Point 2 Try the Investment was allocated 1 million shares, which cost 70 million dollars. Point 2 Prove looks like a special purpose vehicle run by the secretive global investment firm You capitalaccording to SEC Form D from July 2022. Vy was founded by Alexander Tamas, who spent his formative years at Yuri Milner’s DST. While Tamas doesn’t say much in public, and thus isn’t a vocal supporter of Musk, his company has donated $700 million to Musk’s purchase of Twitter, Bloomberg reported at the time. Vy also has a stake in SpaceX and has invested in a number of other Musk companies such as Boring and Neuralink. A prospectus for a Vy fund claims that Tamas was the investor who provided DST with its early stakes in companies such as Facebook, Airbnb, Spotify, Twitter, Alibaba and others. Marc Andreessen and his VC firm co-founder Ben Horowitz once described Tamas to Bloomberg as, “He’s on speed dial for everyone trying to build the most successful, highest-scale, global companies internet today.”

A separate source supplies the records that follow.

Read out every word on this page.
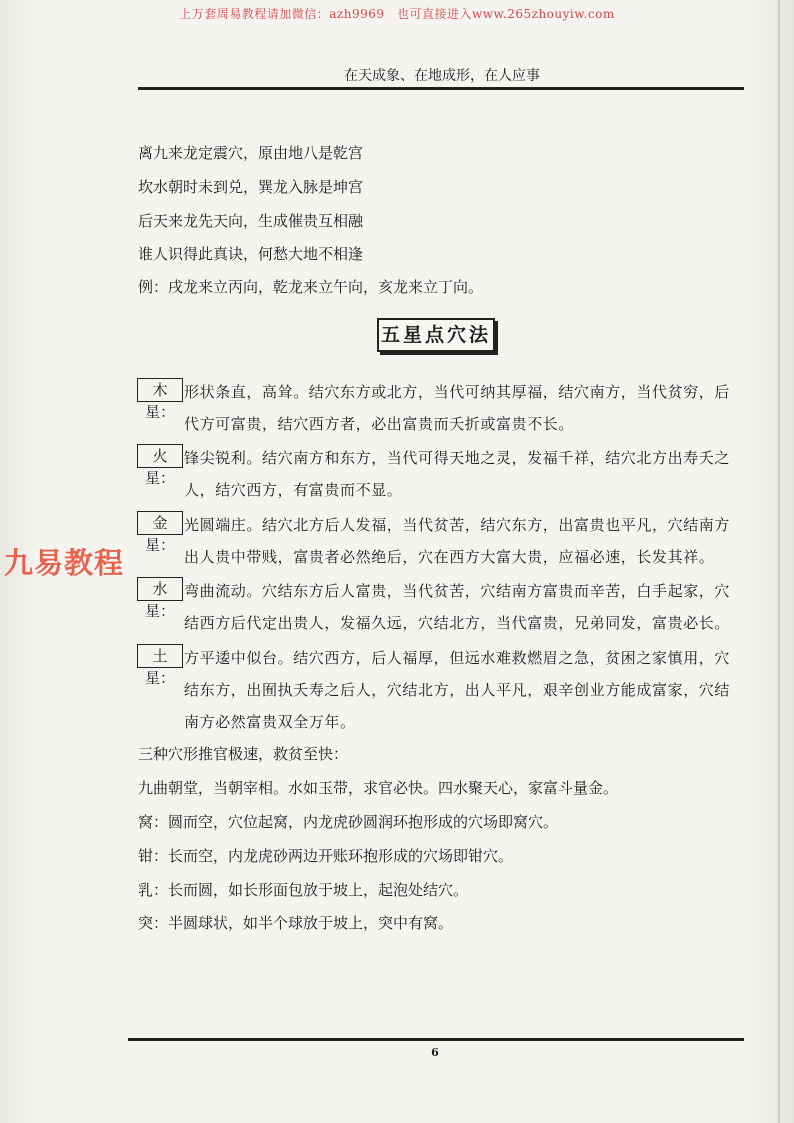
上万套周易教程请加微信：azh9969　也可直接进入www.265zhouyiw.com
在天成象、在地成形，在人应事
离九来龙定震穴，原由地八是乾宫
坎水朝时未到兑，巽龙入脉是坤宫
后天来龙先天向，生成催贵互相融
谁人识得此真诀，何愁大地不相逢
例：戌龙来立丙向，乾龙来立午向，亥龙来立丁向。
五星点穴法
木星：
形状条直，高耸。结穴东方或北方，当代可纳其厚福，结穴南方，当代贫穷，后
代方可富贵，结穴西方者，必出富贵而夭折或富贵不长。
火星：
锋尖锐利。结穴南方和东方，当代可得天地之灵，发福千祥，结穴北方出寿夭之
人，结穴西方，有富贵而不显。
金星：
光圆端庄。结穴北方后人发福，当代贫苦，结穴东方，出富贵也平凡，穴结南方
出人贵中带贱，富贵者必然绝后，穴在西方大富大贵，应福必速，长发其祥。
水星：
弯曲流动。穴结东方后人富贵，当代贫苦，穴结南方富贵而辛苦，白手起家，穴
结西方后代定出贵人，发福久远，穴结北方，当代富贵，兄弟同发，富贵必长。
土星：
方平逶中似台。结穴西方，后人福厚，但远水难救燃眉之急，贫困之家慎用，穴
结东方，出囿执夭寿之后人，穴结北方，出人平凡，艰辛创业方能成富家，穴结
南方必然富贵双全万年。
三种穴形推官极速，救贫至快：
九曲朝堂，当朝宰相。水如玉带，求官必快。四水聚天心，家富斗量金。
窝：圆而空，穴位起窝，内龙虎砂圆润环抱形成的穴场即窝穴。
钳：长而空，内龙虎砂两边开账环抱形成的穴场即钳穴。
乳：长而圆，如长形面包放于坡上，起泡处结穴。
突：半圆球状，如半个球放于坡上，突中有窝。
九易教程
6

Management of Atreides is affiliated with the Atreides Special Circumstances Fund, which was allocated approximately 429,000 shares at a cost of approximately $30 million. Boston-based hedge fund Atreides founder Gavin Baker goes way back with SpaceX. Before founding Atreides in January 2019, Gavin spent 18 years at Fidelity, rising to manage the $17 billion Fidelity OTC Fund, his website says. He made his first investment in SpaceX while at Fidelity, and in 2022 SpaceX was Atreides’ largest position among the VC portion of its fund, Bloomberg reported. (Atreides had $3 billion in assets under management that year, but currently has about $4 billion in AUM, according to a recent SEC filing.) The fund has also had a significant stake in Tesla since 2019. And Baker is a backer Musk’s public. Only this month he wrote a long post on X supporting the reinstatement of Musk’s $56 billion Tesla pay package and supporting Musk’s desire to move Tesla’s incorporation to Texas.

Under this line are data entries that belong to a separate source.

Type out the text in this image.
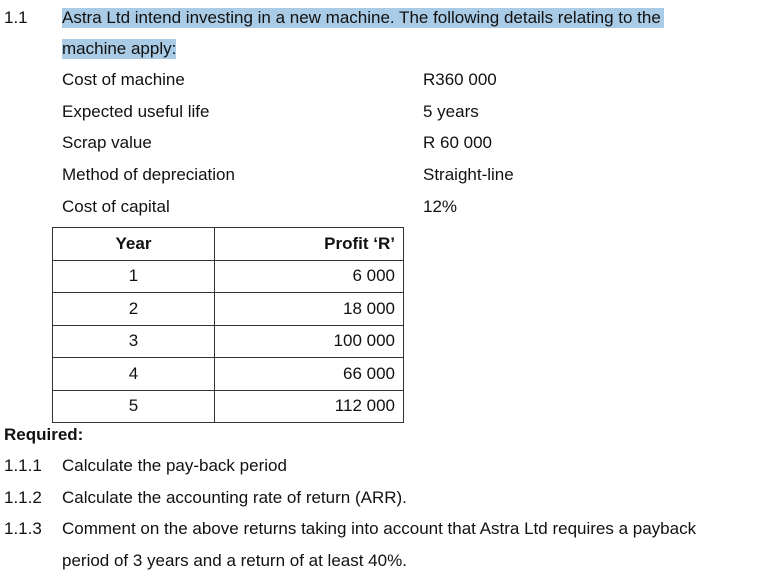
1.1 Astra Ltd intend investing in a new machine. The following details relating to the
machine apply:
Cost of machine	R360 000
Expected useful life	5 years
Scrap value	R 60 000
Method of depreciation	Straight-line
Cost of capital	12%
Year	Profit ‘R’
1	6 000
2	18 000
3	100 000
4	66 000
5	112 000
Required:
1.1.1 Calculate the pay-back period
1.1.2 Calculate the accounting rate of return (ARR).
1.1.3 Comment on the above returns taking into account that Astra Ltd requires a payback
period of 3 years and a return of at least 40%.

TCP Research Fund 2022 over 357,000 shares were distributed for nearly $25 million. This is an LA related fund Troy Capital Partners founded by Myspace founder Josh Berman, according to SEC Form D. However, by some accounts, Troy’s managing partner, Anthony Tucker, is the one responsible for Troy’s investment in SpaceX. Troy has been a backer since SpaceX’s Series J round in 2019, which valued the company at about $28 billion post-money, according to PitchBook. Troy, who highlights LA-based companies (though is not limited to them), was also an investor in the now-defunct Hyperloop One that had hoped to build rapid underground transportation between San Francisco and LA based on Musk’s idea.
In addition, this sale of SpaceX also authorized two other investors to buy about $50 million more in combined shares as well, although the document trail was too thin for both of them for us to determine their ties to Musk.
SpaceX and all the funds did not respond to multiple requests for comment, except for Atreides, which declined comment.